In West Virginia, 14 counties are experiencing water that exceeds safe drinking water standards by seven times more than non-mining counties. Combustion waste and fly ash from MTR lend to toxic dusts pollute the surrounding air and have contributed to increased levels of cancer, cardiovascular disease, liver disease, and kidney disease. Public health costs of pollution in Appalachia are upwards of 75 billion dollars a year.

In an analysis of health-related quality of life that compared United States residents in counties with and without coal mining, it was reported that residents in counties with coal mining had, "significantly fewer healthy days for both physical and mental health". The same study highlights strong correlations between heavy coal mining counties and a greater risk of depression and severe psychological distress. Areas in Appalachia with coal surface mining exhibit greater rates of adverse health effects and reduced self-rated health in comparison to the national average. In addition, studies from the National Institute for Occupational Safety and Health have concluded a high "relationship between surface coal mining jobs and the prevalence of pneumoconiosis". Lastly, through examination of mortality rates, county-level poverty rates, and coal mining within counties of Appalachia, it was identified that coal mining areas of Appalachia experienced higher mortality rates then counties with no coal mining.
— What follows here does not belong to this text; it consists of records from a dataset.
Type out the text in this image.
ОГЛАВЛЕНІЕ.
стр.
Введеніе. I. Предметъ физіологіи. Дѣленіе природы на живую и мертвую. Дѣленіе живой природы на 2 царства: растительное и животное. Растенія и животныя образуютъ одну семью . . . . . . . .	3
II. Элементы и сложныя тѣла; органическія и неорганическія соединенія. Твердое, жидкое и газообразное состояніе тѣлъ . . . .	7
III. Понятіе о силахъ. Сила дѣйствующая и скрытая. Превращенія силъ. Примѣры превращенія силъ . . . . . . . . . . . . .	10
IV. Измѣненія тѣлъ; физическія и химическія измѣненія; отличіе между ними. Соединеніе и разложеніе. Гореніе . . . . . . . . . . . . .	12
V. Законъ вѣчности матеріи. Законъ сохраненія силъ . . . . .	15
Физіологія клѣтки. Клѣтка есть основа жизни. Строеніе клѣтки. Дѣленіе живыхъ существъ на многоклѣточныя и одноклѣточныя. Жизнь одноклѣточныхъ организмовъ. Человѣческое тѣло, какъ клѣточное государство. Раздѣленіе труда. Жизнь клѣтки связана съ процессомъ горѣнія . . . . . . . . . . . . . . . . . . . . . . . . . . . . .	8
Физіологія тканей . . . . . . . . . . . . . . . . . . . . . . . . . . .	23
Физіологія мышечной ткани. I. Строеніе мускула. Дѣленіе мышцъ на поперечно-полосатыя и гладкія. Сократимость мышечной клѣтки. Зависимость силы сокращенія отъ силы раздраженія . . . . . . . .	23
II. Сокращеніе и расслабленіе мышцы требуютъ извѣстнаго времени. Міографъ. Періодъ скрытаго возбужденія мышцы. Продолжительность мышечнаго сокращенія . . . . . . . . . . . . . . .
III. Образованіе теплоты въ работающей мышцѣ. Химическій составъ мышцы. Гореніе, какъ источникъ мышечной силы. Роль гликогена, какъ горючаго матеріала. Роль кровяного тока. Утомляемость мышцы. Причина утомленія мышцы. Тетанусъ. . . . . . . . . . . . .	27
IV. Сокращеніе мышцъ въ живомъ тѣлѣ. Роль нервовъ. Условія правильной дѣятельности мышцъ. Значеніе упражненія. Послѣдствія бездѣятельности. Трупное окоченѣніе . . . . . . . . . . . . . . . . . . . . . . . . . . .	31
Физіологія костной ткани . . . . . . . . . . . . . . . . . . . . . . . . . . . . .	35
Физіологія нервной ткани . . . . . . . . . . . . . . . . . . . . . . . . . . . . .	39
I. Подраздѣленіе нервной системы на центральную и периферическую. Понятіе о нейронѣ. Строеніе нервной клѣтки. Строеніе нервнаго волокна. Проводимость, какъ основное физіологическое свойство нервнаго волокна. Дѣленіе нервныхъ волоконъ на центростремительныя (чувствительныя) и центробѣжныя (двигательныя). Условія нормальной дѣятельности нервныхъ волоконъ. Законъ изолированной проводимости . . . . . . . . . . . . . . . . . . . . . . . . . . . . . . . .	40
The coal mining industry has had many lasting health effects not only on the workers in the industry but also on the people who live close to the mines. People that are exposed to the particles released from coal mining experience illnesses such as rheumatoid arthritis, pneumoconiosis, and cardiovascular disease:

- Rheumatoid arthritis (RA): This disease is both an autoimmune and an inflammatory disease. The disease causes the human immune system to attack healthy cells in the body because it believes that they are a threat. This is what causes inflammation, which is usually found in the joints. The longer rheumatoid arthritis exists in the joint the greater the chance for damage to joint tissue becomes. (CDC, 2022). One of the exposures that coal miners face that leads to this disease is silica. A study done by Schmajuk et al. found that between their study in 2017 and their study in 2019, 56% of their participants were diagnosed with any form of arthritis. 20% of participants had developed rheumatoid arthritis. Within their discussion section it was stated that "coal mining work and occupational silica exposure are both associated with threefold odds of RA."
- Pneumoconiosis: This disease has three different subtypes which are asbestosis, silicosis and coal workers' pneumoconiosis (also known as black lung). The American Lung Association (ALA) notes that black lung disease is caused by the inhalation of coal dust over long periods of time, once the coal particles are in the lungs your body will try to remove them from the lungs. Overtime inflammation occurs and once it is severe enough scar tissue can form on the lungs. However black lung disease is not the only form of pneumoconiosis that coal workers are exposed to. They also often face exposure to silica dust because of the drilling process. Research conducted by Blackley, et al. found that a great portion of pneumoconiosis found in the United States is located within central Appalachia. In their discussion section they stated, "One in 5 if these miners in central Appalachia have CWP (coal workers' pneumoconiosis), a significant predictor for developing PMF (progressive massive fibrosis). Approximately 1 in 20 long-tenured miners in central Appalachia has CWP that has progressed to PMF, a condition that is by definition totally disabling."
- Cardiovascular Disease: Epidemiological research has found that environmental air pollution is strongly associated with increased risks of cardiovascular diseases, including coronary artery disease, heart failure, stroke, and elevated cardiovascular morbidity and mortality rates. Populations exposed to pollutants such as fine particulate matter, including PM2.50 and nitrogen dioxide, faced heightened risks of developing such conditions. Long-term exposure to PM2.5 has been associated with ischemic heart disease, stroke, and increased mortality. Furthermore, in areas where coal mining are prevalent, residents are often exposed not only to ambient air pollution, but also water contaminated with toxic substances originating from coal mining and processing activities. Furthermore, research done by Finch and Conklin has found that exposure to specific air pollutants is associated with changes to the structure of the heart. Pollutants may induce cardiac hypertrophy, or the thickening of the heart muscle, thereby increasing the number of contractions required per minute to supply adequate oxygen and nutrients to the body. This response, however, can lead to cardiac overload and contribute to the development of cardiovascular disease. Specifically, exposure to nitrogen dioxide, PM10, and PM2.5 particles have been linked to the enlargement of both the left and right ventricles, which elevates arterial blood pressure.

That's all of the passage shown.